Now, let's proceed with the analysis of the relationship between the amount of content viewed and the number of products added to the cart from both campaigns.
# Create a scatter plot using Plotly Express
figure = px.scatter(data_frame=ab_data, # The DataFrame to use for the plot
x="Added to Cart", # X-axis variable
y="Content Viewed", # Y-axis variable
size="Added to Cart", # Size of data points based on "Added to Cart"
color="Campaign Name", # Color data points by "Campaign Name"
trendline="ols" # Add an ordinary least squares (OLS) trendline
)
# Show the plot
figure.show()
Once again, the control campaign emerges as the winner!

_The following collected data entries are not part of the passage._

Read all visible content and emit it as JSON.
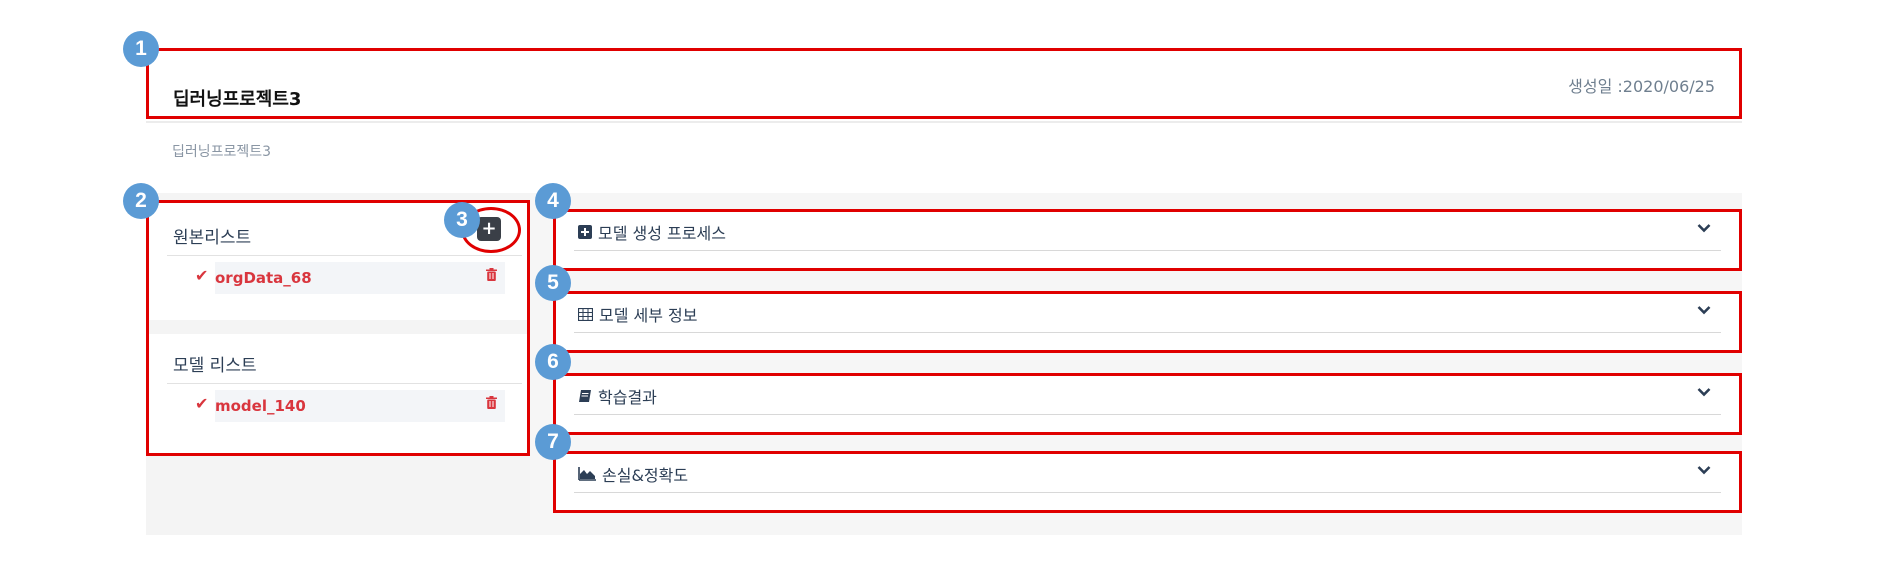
{
  "header": {
    "project_title": "딥러닝프로젝트3",
    "created_date": "생성일 :2020/06/25",
    "sub_title": "딥러닝프로젝트3"
  },
  "left_panel": {
    "original_list": {
      "heading": "원본리스트",
      "add_icon": "plus-icon",
      "items": [
        {
          "label": "orgData_68"
        }
      ]
    },
    "model_list": {
      "heading": "모델 리스트",
      "items": [
        {
          "label": "model_140"
        }
      ]
    }
  },
  "accordions": [
    {
      "label": "모델 생성 프로세스",
      "icon": "plus-square-icon"
    },
    {
      "label": "모델 세부 정보",
      "icon": "table-icon"
    },
    {
      "label": "학습결과",
      "icon": "book-icon"
    },
    {
      "label": "손실&정확도",
      "icon": "area-chart-icon"
    }
  ],
  "badges": [
    "1",
    "2",
    "3",
    "4",
    "5",
    "6",
    "7"
  ],
  "colors": {
    "annotation_red": "#e00000",
    "badge_blue": "#5b9bd5",
    "item_red": "#d9363e",
    "heading_navy": "#2c3e55"
  }
}
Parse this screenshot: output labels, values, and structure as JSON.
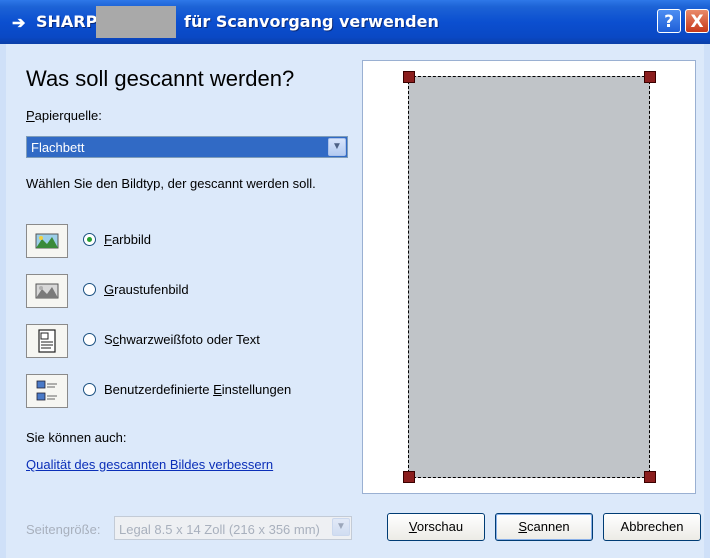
{
  "window": {
    "title_prefix": "SHARP",
    "title_suffix": "für Scanvorgang verwenden",
    "help_label": "?",
    "close_label": "X"
  },
  "main": {
    "heading": "Was soll gescannt werden?",
    "source_label_accel": "P",
    "source_label_rest": "apierquelle:",
    "source_value": "Flachbett",
    "type_prompt": "Wählen Sie den Bildtyp, der gescannt werden soll.",
    "options": [
      {
        "accel": "F",
        "rest": "arbbild",
        "selected": true,
        "icon": "color-photo-icon"
      },
      {
        "accel": "G",
        "rest": "raustufenbild",
        "selected": false,
        "icon": "grayscale-photo-icon"
      },
      {
        "pre": "S",
        "accel": "c",
        "rest": "hwarzweißfoto oder Text",
        "selected": false,
        "icon": "bw-text-icon"
      },
      {
        "pre": "Benutzerdefinierte ",
        "accel": "E",
        "rest": "instellungen",
        "selected": false,
        "icon": "custom-settings-icon"
      }
    ],
    "also_label": "Sie können auch:",
    "quality_link": "Qualität des gescannten Bildes verbessern",
    "page_size_label": "Seitengröße:",
    "page_size_value": "Legal 8.5 x 14 Zoll (216 x 356 mm)"
  },
  "buttons": {
    "preview": {
      "accel": "V",
      "rest": "orschau"
    },
    "scan": {
      "accel": "S",
      "rest": "cannen"
    },
    "cancel": "Abbrechen"
  },
  "colors": {
    "titlebar": "#0b4fd0",
    "selection": "#316ac5",
    "link": "#0b2fb8",
    "marker": "#8b1e1e"
  }
}
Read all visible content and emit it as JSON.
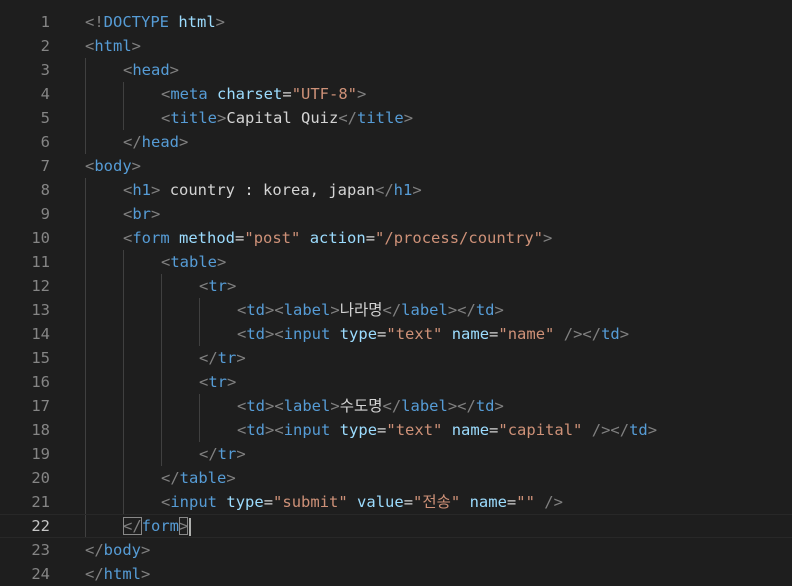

Now, let's shift our focus to the relationship between the number of products added to the cart and the number of sales from both campaigns.
# Create a scatter plot using Plotly Express
figure = px.scatter(data_frame=ab_data, # The DataFrame to use for the plot
x="Purchases", # X-axis variable
y="Added to Cart", # Y-axis variable
size="Purchases", # Size of data points based on "Purchases"
color="Campaign Name", # Color data points by "Campaign Name"
trendline="ols" # Add an ordinary least squares (OLS) trendline
)
# Show the plot
figure.show()
Despite the control campaign generating more sales and having a higher number of products in the cart, it's worth noting that the conversion rate of the test campaign is higher.
From the above A/B tests, it's evident that the control campaign achieved more sales and higher visitor engagement. The control campaign received greater attention, with more products viewed, leading to a higher number of products in the cart and ultimately more sales. However, it's essential to note that the conversion rate of products in the cart is higher in the test campaign. The test campaign succeeded in generating more sales in relation to the products viewed and added to the cart. In summary, the test campaign can be effectively used to market a specific product to a targeted audience, while the control campaign is well-suited for promoting multiple products to a broader audience.